Super Rugby referees’ boss backs Dickinson’s decision

2011-06-01 00:00

AUCKLAND — Super Rugby referees’ boss Lyndon Bray said he is “quite comfortable” with Stuart Dickinson’s explanation of the penalty that ultimately cost the Crusaders their match against the Reds in Brisbane.

Australian referee Dickinson penalised Crusaders skipper Richie McCaw for hands in a ruck in the last minute of the match, resulting in the Reds kicking for goal for the crucial 17-16 win on Sunday.

Debate has raged ever since and Bray, after reviewing the incident and the entire performance of Dickinson and his refereeing team, was happy to front on the issue.

“I’m loathe to criticise the actual decision. We have discussed what else you could have done with that particular scenario and I’m quite comfortable with Stuart’s explanation from a technical view,” Bray said.

While there may have been other options available, the key was that Dickinson had made his position clear by warning the Crusaders not to touch the ball, leaving him with no alternative but to award a penalty when McCaw made his move.

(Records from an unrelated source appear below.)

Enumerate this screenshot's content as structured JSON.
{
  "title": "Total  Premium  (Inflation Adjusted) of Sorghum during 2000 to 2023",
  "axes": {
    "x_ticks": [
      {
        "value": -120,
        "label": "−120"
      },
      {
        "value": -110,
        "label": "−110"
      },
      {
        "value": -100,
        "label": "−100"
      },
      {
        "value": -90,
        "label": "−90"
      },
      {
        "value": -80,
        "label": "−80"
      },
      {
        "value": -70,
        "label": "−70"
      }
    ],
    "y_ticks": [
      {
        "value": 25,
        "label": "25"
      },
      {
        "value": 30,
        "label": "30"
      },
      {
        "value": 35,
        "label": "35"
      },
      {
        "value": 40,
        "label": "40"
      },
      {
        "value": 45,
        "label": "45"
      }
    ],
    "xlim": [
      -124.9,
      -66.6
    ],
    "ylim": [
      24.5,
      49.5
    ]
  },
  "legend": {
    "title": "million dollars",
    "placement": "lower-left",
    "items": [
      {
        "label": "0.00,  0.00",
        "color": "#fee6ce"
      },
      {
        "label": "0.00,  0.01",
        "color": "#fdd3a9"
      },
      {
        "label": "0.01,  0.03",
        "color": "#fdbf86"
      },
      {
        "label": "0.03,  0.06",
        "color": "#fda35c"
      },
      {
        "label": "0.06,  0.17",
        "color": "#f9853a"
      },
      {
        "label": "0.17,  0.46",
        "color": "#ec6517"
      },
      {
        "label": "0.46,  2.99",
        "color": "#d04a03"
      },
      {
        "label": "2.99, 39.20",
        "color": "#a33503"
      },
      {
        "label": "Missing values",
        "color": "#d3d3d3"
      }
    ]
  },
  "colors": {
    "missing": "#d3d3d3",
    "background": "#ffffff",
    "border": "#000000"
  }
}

“Stuart quite clearly says don’t touch it. I know it is very, very tough for a player to hear that with the crowd going off. But he is earmarking that it is a ruck. By saying it, you are pretty clear where you are going to go,” said Bray.

Bray said the “other options” available to Dickinson would have been to “say scrum, unplayable, and you’d have to say that very quickly, or you might even play on and we’d be debating if that was correct too”.

Bray said the complexities of rugby are part of its beauty. The debate that is going on is also being aired in refereeing circles.

“From a rugby point of view, if you can back out of the emotion of it, it’s quite a complex decision. It’s not that easy to come out and say was it right or wrong.

“The issue that we have there is that clearly a ruck has formed and the question you have to ask when that ruck collapses is whether the ball was out and in a position where a player could pick it up and play with it. That’s the debate we have had this morning. It’s really hard to criticise the referee on a technical level,” Bray added.

Bray watched the match on TV and knew the penalty was “a big call”. But that’s what the referees were there to do — make decisions.

It was a decision the referee knew would come under review because of “the magnitude of it”.

Bray said the review of the refereeing performance was taken on a “big picture” level and then in “more detail”.

The big picture revealed a Test match-like game with all the associated intensity. The players had done a good job of staying on their feet and the relatively low penalty count (12-4 in favour of the Reds) reflected that.

The detail suggested there were “four or five” decisions Dickinson and his assistants could have got “a bit better”.

Bray said the lead-up to the fateful final penalty revealed a knock-on back towards the halfway line that had been missed. Part of the blame with that lay with the assistant referee on that side of the field.

He believed the 73rd-minute scrum decision that led to a Crusaders penalty goal was correct.

Bray said little should be read into Dickinson being an assistant referee this weekend. That appointment, along with those for the following two rounds, had been made before this review and hadn’t been altered in the run-up to his controversial Brisbane performance.

“I think if you look at Stu’s last three or four games he has actually refereed very, very well. This game I think he performed pretty well in the environment. I accept there was some inaccuracy with the detail and I think he would too. So I don’t see any premise to drop him because of this performance. I think that would be very unfair,” said Bray.

The Reds remain top of the Australian Conference and the overall table, while the Crusaders still trail the Blues in the New Zealand Conference and now have their chances of a home semi-final in jeopardy.